NOTE: I personally found the naming and documentation for the Dovecot extprograms confusing. I would have expected filter to work on purely accept/reject and pipe to alter messages. I still never quite figured out what pipe was for but whatever content is returned from a filter call will replace the contents of the email. This includes all of the email headers.

 1
 2
 3
 4
 5
 6
 7
 8
 9
10
11
12
13
14
15
16
17
18
19
20
21
22
23
24
25
26
27
28
29
30
31
32
33
34
35
36
37
38
39
40
41
42
43
44
45
46
47
48
49
50
51
52
53
54
55
56
57
58
59
60
61
62
63
64
65
66
67
68
69
70
71
72
73
74
75
76
77
78
79
80
81
82
83
84
85
#!/usr/bin/python3
import base64
import hashlib
import re
import sys
import urllib.request
from email.errors import MessageError
from email.message import MIMEPart
from email.parser import Parser
from email.policy import default
from html.parser import HTMLParser

class HTMLImageParser(HTMLParser):
    images = {}

    def handle_starttag(self, tag, attrs):
        if tag != 'img': return
        attributes = {k: v for k, v in attrs}
        if 'src' not in attributes or 'http' not in attributes['src']: return

        src = attributes['src']

        with urllib.request.urlopen(src) as resp:
            img = resp.read()
            hashid = hashlib.sha256(img).hexdigest()

            self.images[hashid] = (src, img, resp.getheader('Content-Type'), )


def main():
    parser = Parser(policy=default)
    stdin = sys.stdin

    try:
        msg = parser.parse(stdin)
        body = msg.get_body()
        sender = msg.get('From')
        from_domain = re.findall(r'@(.+)>', sender)[0]

        html_parser = HTMLImageParser()
        html_parser.feed(body.get_content())

        body_str = body.as_string(False, 0)
        body.clear()
        body = MIMEPart()
        body.add_header('Content-Type', 'text/html')
        body.add_header('Content-Transfer-Encoding', '7bit')

        boundary_group = MIMEPart()
        boundary_group.make_related()
        boundary_group.attach(body)

        msg.attach(boundary_group)

        part = 1
        for h in html_parser.images:
            src, img, ct = html_parser.images[h]
            filename = src.split('/')[-1]
            print(ct, src)

            cid = f'part{part}.{h[:32]}@{from_domain}'
            part = part + 1

            body_str = body_str.replace(src, f'cid:{cid}')

            part = MIMEPart()
            part.add_header('Content-Type', ct, name=filename)
            part.add_header('Content-Disposition', 'inline', filename=filename)
            part.add_header('Content-Id', str(f'{cid}'))
            part.add_header('Content-Transfer-Encoding', 'base64')
            part.add_header('X-Stripper', '1')
            part.set_payload(base64.b64encode(img))
            boundary_group.attach(part)

        body.set_payload(body_str[body_str.index('\n\n') + 2:])

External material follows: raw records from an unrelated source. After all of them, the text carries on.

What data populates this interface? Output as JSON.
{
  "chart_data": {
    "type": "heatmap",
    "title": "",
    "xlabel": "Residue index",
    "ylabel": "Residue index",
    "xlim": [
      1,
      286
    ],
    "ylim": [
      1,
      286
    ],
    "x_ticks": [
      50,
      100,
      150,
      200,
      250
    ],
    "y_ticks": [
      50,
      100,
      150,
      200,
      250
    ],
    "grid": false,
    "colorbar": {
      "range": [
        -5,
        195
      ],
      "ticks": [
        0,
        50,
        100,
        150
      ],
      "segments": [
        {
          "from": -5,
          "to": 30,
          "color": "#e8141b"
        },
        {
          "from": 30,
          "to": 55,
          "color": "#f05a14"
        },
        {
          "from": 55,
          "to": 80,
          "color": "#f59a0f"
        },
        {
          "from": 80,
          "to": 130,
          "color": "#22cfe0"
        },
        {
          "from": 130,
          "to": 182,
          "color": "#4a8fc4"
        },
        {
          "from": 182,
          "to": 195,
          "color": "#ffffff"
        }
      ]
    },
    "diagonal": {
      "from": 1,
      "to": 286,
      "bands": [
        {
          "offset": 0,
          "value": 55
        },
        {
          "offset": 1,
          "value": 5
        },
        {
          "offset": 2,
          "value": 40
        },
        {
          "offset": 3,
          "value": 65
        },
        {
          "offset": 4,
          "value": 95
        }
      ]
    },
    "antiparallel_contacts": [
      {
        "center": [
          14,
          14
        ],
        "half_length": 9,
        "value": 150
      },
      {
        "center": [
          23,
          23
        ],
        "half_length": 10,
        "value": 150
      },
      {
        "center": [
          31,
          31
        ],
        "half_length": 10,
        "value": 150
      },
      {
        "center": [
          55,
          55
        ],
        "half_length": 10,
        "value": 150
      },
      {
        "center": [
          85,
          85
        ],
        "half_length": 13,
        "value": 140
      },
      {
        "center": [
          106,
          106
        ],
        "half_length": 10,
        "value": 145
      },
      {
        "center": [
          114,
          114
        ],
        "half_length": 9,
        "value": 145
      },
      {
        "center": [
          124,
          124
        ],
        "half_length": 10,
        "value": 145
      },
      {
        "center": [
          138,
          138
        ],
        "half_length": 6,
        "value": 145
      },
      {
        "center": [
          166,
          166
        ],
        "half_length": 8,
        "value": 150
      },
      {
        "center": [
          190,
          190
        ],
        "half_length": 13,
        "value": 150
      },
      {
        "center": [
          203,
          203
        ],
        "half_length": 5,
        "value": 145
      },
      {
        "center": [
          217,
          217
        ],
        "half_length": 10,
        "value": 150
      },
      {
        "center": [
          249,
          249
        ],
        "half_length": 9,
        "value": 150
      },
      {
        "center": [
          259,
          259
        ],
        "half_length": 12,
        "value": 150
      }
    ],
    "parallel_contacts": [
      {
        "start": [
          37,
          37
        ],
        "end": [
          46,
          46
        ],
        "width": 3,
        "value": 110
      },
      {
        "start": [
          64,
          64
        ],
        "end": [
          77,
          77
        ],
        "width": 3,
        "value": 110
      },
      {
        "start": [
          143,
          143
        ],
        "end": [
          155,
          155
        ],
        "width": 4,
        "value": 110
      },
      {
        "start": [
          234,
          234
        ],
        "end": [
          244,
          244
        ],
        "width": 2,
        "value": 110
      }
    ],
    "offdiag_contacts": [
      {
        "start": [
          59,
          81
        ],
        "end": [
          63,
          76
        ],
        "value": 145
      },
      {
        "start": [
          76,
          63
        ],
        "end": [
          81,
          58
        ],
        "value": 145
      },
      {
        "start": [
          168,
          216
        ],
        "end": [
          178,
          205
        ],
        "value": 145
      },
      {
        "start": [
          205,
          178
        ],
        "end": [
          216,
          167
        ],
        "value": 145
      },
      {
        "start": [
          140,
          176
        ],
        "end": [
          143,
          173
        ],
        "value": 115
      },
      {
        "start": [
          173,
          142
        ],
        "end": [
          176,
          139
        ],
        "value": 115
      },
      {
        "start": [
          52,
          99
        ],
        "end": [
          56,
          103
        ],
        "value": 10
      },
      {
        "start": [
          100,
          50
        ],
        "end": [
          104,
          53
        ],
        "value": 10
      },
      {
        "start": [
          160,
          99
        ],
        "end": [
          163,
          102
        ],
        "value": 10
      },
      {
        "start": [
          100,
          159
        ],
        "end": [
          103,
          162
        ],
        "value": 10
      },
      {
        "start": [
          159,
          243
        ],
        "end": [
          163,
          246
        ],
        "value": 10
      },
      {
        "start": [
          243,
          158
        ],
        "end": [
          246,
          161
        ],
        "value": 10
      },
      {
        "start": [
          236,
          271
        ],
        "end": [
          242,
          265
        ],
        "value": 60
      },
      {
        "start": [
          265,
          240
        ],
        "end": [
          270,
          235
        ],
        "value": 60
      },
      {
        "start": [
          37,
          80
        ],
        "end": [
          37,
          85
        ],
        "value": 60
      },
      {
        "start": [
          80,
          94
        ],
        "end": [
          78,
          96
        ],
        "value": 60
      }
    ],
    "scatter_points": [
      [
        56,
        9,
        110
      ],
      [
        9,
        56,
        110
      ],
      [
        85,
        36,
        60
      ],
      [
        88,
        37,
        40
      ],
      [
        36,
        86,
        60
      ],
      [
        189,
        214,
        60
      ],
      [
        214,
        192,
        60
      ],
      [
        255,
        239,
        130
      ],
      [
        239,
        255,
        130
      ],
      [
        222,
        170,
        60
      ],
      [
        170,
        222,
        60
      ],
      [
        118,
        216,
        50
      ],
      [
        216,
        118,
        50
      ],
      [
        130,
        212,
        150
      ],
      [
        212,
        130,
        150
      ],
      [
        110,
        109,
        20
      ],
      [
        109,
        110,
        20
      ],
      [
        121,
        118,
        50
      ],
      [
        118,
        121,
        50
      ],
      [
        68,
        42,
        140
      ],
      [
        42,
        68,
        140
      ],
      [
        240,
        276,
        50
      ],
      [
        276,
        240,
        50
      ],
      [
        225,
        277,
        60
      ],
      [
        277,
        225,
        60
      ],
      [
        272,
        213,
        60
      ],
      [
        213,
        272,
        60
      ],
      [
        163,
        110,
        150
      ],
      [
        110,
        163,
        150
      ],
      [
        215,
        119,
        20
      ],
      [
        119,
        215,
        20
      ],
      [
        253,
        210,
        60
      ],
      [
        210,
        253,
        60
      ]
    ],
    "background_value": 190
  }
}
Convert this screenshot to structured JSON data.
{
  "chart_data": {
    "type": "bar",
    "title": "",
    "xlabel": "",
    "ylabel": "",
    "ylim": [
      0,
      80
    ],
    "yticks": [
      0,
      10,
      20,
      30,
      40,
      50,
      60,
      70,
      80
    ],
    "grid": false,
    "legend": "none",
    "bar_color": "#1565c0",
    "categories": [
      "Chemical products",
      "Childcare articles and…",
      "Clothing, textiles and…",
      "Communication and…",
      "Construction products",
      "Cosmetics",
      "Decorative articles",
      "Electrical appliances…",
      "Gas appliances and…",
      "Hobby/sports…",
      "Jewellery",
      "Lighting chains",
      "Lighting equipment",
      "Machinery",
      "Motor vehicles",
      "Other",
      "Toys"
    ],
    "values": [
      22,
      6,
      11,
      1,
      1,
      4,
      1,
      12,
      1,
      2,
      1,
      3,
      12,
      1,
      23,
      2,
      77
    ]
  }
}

    except Exception as e: # (TypeError, MessageError):
        raise e
        print(stdin.read())  # fallback
    else:
        print(msg.as_string())

if __name__ == "__main__":
    main()
    sys.exit(0)

This used all built in libraries, starting with email to parse the incoming message. With this we find a couple of important things. We need the message body and the from address domain. The body get rewritten at the end, but it also gets cleared out early on. The body string is passed to the build in html parser library. This will be used to find all the image tags and if they start with http the image is fetched with urllib.request. When the html parsing is done, we’re left with a list of hashes, image URLs, the image itself and its content type. Then the main loop can process these, creating a new MIMEPart for each image in base64 encoding with a Content-ID matching the ones creating during fetching. That’s much of the work. I’ve been running this off and on for a week now and for the most part it seems to be working, I have seen a particular set of glitchy messages, but as it’s Craigslist saved searches….. yeah, that could be anything. More testing to come.